Gerade in Branchen wie der Lebensmittelverarbeitung, der Landwirtschaft oder dem Bauwesen war die Digitalisierung bisher schwierig umzusetzen, was oft an fehlender Infrastruktur lag. SPE bietet hier eine Chance, auch bestehende Anlagen ohne große Umbauten effizient zu vernetzen. Durch die Kombination von Daten- und Energieübertragung über ein Kabel lassen sich Systeme schnell und vergleichsweise günstig nachrüsten – dies kann ein echter Schub für die digitale Transformation in diesen Bereichen sein.
Wie steht es um die Nachhaltigkeit von SPE?
Nachhaltigkeit ist ein zunehmend relevanter Aspekt in der industriellen Entwicklung. SPE unterstützt diesen Trend gleich mehrfach: Zum einen spart die Miniaturisierung von Steckverbindern und Kabeln Material. Zum anderen reduziert die vereinfachte Infrastruktur den Energie- und Ressourcenverbrauch bei Herstellung, Montage und Wartung. Und last but not least ermöglicht SPE eine datengetriebene Optimierung von Produktionsprozessen, was zu effizienterem Energieeinsatz, weniger Ausschuss und optimierten Wartungszyklen führt. Im Zusammenspiel mit KI und Datenanalyse eröffnen sich hier enorme Potenziale für ressourcenschonende Industrieprozesse.
Kabellose Kommunikation ist ein anderes großes Thema. Welche Rolle spielt sie im Vergleich zu SPE?
Trotz aller Fortschritte ist drahtlose Kommunikation in der Fabrikautomation noch klar in der Minderheit. Laut einer aktuellen Marktanalyse von HMS Networks basieren lediglich sieben Prozent der neu installierten Netzwerkknoten auf Wireless-Technologie. Gründe dafür sind die begrenzte Zuverlässigkeit, Sicherheitsbedenken und die Notwendigkeit externer Stromversorgung. SPE bietet hier entscheidende Vorteile: Es ist robust, deterministisch und versorgt Endgeräte direkt mit Energie. Besonders in sicherheits- und echtzeitkritischen Anwendungen wie Robotik oder Maschinensteuerung ist das nach wie vor unerlässlich.
Wie schätzen Sie die aktuelle Marktdurchdringung von SPE ein?
SPE ist heute noch kein Massenphänomen in der Industrie, aber das Interesse wächst spürbar. Viele Unternehmen beobachten die Entwicklung sehr genau und bereiten sich auf den Einsatz vor. Das zeigt sich auch in unserem täglichen Austausch mit Kunden: Es gibt einen großen Informations- und Beratungsbedarf. Die Technologie ist zwar marktreif, aber die Komplexität möglicher Protokolle und Anwendungsfälle macht eine sorgfältige Analyse notwendig. In neuen Produkten und Produktionslinien sehen wir jedoch schon heute konkrete Umsetzungen.

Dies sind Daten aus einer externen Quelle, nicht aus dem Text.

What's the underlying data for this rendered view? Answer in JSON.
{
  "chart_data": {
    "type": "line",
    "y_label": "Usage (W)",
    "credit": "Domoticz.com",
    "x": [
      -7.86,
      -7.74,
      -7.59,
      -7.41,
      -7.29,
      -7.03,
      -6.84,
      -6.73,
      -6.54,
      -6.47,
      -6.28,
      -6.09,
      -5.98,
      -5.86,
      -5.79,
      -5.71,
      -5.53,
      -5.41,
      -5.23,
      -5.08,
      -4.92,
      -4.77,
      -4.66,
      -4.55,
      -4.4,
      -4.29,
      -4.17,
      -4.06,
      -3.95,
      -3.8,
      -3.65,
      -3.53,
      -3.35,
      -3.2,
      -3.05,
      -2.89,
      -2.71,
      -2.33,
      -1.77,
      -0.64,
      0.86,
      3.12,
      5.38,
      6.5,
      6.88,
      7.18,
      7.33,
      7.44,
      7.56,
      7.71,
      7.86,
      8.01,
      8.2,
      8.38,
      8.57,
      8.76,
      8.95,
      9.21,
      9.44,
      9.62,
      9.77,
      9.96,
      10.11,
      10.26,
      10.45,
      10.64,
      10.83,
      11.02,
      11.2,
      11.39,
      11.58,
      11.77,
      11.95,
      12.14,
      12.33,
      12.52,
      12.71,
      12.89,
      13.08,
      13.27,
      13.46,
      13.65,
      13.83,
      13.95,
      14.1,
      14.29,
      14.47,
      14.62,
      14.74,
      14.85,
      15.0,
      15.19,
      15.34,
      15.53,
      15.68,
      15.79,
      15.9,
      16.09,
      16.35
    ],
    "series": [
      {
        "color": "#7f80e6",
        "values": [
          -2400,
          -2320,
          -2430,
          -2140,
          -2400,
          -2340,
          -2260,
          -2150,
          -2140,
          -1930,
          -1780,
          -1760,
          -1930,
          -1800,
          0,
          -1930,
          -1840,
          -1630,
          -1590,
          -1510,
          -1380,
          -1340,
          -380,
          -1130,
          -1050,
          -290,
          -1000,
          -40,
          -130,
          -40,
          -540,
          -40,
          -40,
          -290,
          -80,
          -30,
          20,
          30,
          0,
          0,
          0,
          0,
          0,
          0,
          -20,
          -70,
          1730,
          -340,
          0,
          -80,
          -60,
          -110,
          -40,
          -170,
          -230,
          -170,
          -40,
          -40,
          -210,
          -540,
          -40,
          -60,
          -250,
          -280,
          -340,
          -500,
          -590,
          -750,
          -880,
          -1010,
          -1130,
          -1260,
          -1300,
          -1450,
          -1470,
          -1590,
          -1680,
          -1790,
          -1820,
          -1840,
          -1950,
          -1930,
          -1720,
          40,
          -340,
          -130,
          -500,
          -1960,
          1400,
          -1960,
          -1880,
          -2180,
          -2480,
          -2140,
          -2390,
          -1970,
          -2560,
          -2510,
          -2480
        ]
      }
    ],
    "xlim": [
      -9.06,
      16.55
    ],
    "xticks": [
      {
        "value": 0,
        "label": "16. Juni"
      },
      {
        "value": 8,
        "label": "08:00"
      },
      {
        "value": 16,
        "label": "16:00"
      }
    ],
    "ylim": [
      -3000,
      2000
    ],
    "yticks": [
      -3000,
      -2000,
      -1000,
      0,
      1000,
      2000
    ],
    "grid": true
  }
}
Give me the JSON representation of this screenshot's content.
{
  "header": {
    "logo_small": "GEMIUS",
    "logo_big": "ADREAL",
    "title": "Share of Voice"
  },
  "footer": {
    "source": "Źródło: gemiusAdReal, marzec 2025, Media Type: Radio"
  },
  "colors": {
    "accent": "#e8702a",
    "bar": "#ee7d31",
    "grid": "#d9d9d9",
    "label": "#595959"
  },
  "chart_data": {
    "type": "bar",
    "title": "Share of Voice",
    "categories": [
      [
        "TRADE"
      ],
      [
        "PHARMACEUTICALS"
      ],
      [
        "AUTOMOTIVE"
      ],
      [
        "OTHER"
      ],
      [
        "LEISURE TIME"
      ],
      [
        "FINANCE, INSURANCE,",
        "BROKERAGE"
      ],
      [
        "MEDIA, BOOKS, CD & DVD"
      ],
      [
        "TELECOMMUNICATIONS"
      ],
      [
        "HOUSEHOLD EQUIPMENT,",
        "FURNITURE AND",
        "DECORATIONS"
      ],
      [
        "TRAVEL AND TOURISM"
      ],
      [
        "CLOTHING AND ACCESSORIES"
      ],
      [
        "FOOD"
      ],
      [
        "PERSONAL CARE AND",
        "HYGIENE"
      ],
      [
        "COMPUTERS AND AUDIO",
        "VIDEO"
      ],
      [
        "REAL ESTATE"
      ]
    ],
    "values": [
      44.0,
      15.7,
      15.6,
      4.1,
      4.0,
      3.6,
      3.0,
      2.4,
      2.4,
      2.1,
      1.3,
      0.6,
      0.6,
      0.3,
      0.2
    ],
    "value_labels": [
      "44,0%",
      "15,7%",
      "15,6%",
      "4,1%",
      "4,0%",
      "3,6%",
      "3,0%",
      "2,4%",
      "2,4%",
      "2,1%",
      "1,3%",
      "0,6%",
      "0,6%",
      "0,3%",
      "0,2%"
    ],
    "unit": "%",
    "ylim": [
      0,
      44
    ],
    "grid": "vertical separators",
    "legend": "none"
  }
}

Was bremst Unternehmen derzeit noch aus?
Bisher gab es eine gewisse Unsicherheit bezüglich der Connectivity, die mit der Einführung des Standards IEC 63171-7 Edition 2 nun deutlich abnimmt. Aktuell ist es vor allem die Vielzahl an verfügbaren Physical Layer-Optionen und Protokollen. Ohne ein gewisses Verständnis, vor allem im Bereich der eigenen Einsatzbedingungen, fällt es vielen schwer, den richtigen Einstieg zu finden. Deshalb unterstützen wir aktiv bei der Analyse der jeweiligen Anwendung, von der benötigten Bandbreite über die Distanz bis zur passenden Topologie. Diese Unterstützung ist entscheidend, um den Umstieg möglichst risikoarm zu gestalten.
Wie lange wird es dauern, bis SPE flächendeckend eingesetzt wird?
Technologische Paradigmenwechsel brauchen Zeit, aber der Prozess läuft bereits. Die Erfahrungen aus der Automobilindustrie zeigen, dass sich SPE bei klaren technischen Vorteilen vergleichsweise schnell etablieren kann. In der Industrie erwarten wir einen schrittweisen, aber stetigen Übergang. Vor allem bei Neuentwicklungen, neuen Fertigungslinien oder im Retrofit-Bereich wird SPE künftig eine tragende Rolle spielen.